A Watt is the correct unit to measure electrical power and Watts are calculated by multiplying the voltage (V) by current in amps, for which the proper symbol is 'I' but you'll also likely see it written as 'A'.
So, VxI=W or VxA=W.
If you're looking for the IC (internal combustion) equivalent, 1hp (horsepower) is equal to 746W.
Using a Watt Meter
The only sure-fire way to determine how much power your particular setup is producing is to use a Watt meter.
This useful little tool (actually essential if you do want to start experimenting with different EP setups) connects between the flight pack and ESC, and will give you various readings throughout the power range.
Simply connect it up and power up your plane, and read off how many Watts are being produced.
Above: an RC Watt meter is essential once you get in to
doing your own electric power setups.
Watt meters take all the guesswork out of electric plane powertrain setups, and for the little money they cost will give you a lot of peace of mind.
Weight or Wing Loading?
It's worth noting that although the Watts per pound rule works on the actual flying weight of the airplane (AUW), the more realistic and accurate reference to a plane's performance in relation to its flying weight is called the wing loading.

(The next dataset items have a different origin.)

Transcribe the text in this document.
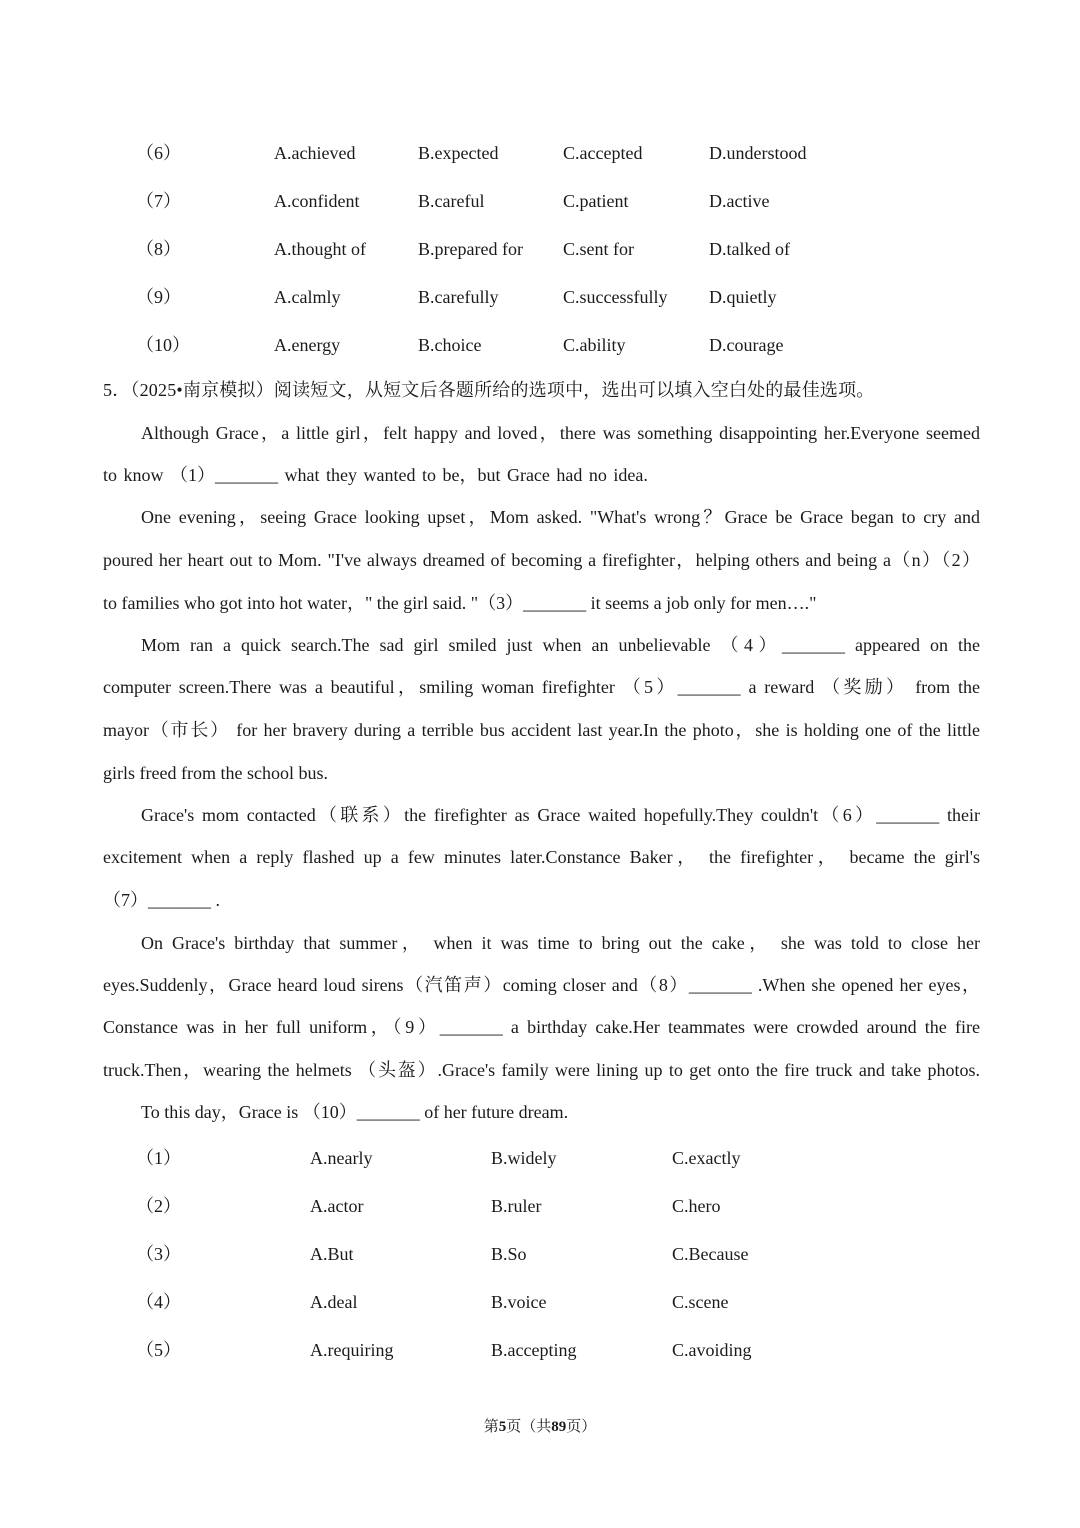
（6）	A.achieved	B.expected	C.accepted	D.understood
（7）	A.confident	B.careful	C.patient	D.active
（8）	A.thought of	B.prepared for C.sent for	D.talked of
（9）	A.calmly	B.carefully	C.successfully D.quietly
（10）	A.energy	B.choice	C.ability	D.courage
5．（2025•南京模拟）阅读短文，从短文后各题所给的选项中，选出可以填入空白处的最佳选项。
Although Grace，a little girl，felt happy and loved，there was something disappointing her.Everyone seemed
to know （1）_______ what they wanted to be，but Grace had no idea.
One evening，seeing Grace looking upset，Mom asked. "What's wrong？Grace be Grace began to cry and
poured her heart out to Mom. "I've always dreamed of becoming a firefighter，helping others and being a（n）（2）
to families who got into hot water，" the girl said. "（3）_______ it seems a job only for men…."
Mom ran a quick search.The sad girl smiled just when an unbelievable （4）_______ appeared on the
computer screen.There was a beautiful，smiling woman firefighter （5）_______ a reward （奖励） from the
mayor（市长） for her bravery during a terrible bus accident last year.In the photo，she is holding one of the little
girls freed from the school bus.
Grace's mom contacted（联系）the firefighter as Grace waited hopefully.They couldn't（6）_______ their
excitement when a reply flashed up a few minutes later.Constance Baker， the firefighter， became the girl's
（7）_______ .
On Grace's birthday that summer， when it was time to bring out the cake， she was told to close her
eyes.Suddenly，Grace heard loud sirens（汽笛声）coming closer and（8）_______ .When she opened her eyes，
Constance was in her full uniform，（9）_______ a birthday cake.Her teammates were crowded around the fire
truck.Then，wearing the helmets （头盔）.Grace's family were lining up to get onto the fire truck and take photos.
To this day，Grace is （10）_______ of her future dream.
（1）	A.nearly	B.widely	C.exactly
（2）	A.actor	B.ruler	C.hero
（3）	A.But	B.So	C.Because
（4）	A.deal	B.voice	C.scene
（5）	A.requiring	B.accepting	C.avoiding
第5页（共89页）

Wing loading is a value expressed (for model planes) in ounces per square foot (Oz/ft²) or grams per square decimeter (g/dm²), and is the flying weight of the plane divided by the total wing area.
The larger the wing area and lighter the plane, then the lower the wing loading will be and vice versa.
A lower wing loading means slower take off capability and better flying performance in many ways. But for the purpose of calculating power requirements for your model, in terms of the Watts per pound rule, work with the actual weight of it and don't worry about wing area or loading.
If you're a complete beginner to the hobby with your first RTF rc plane, then you won't need to worry about Watts per pound or wing loadings just yet. But as you get more in to the hobby, do take the time to understand and know how to use these important calculations.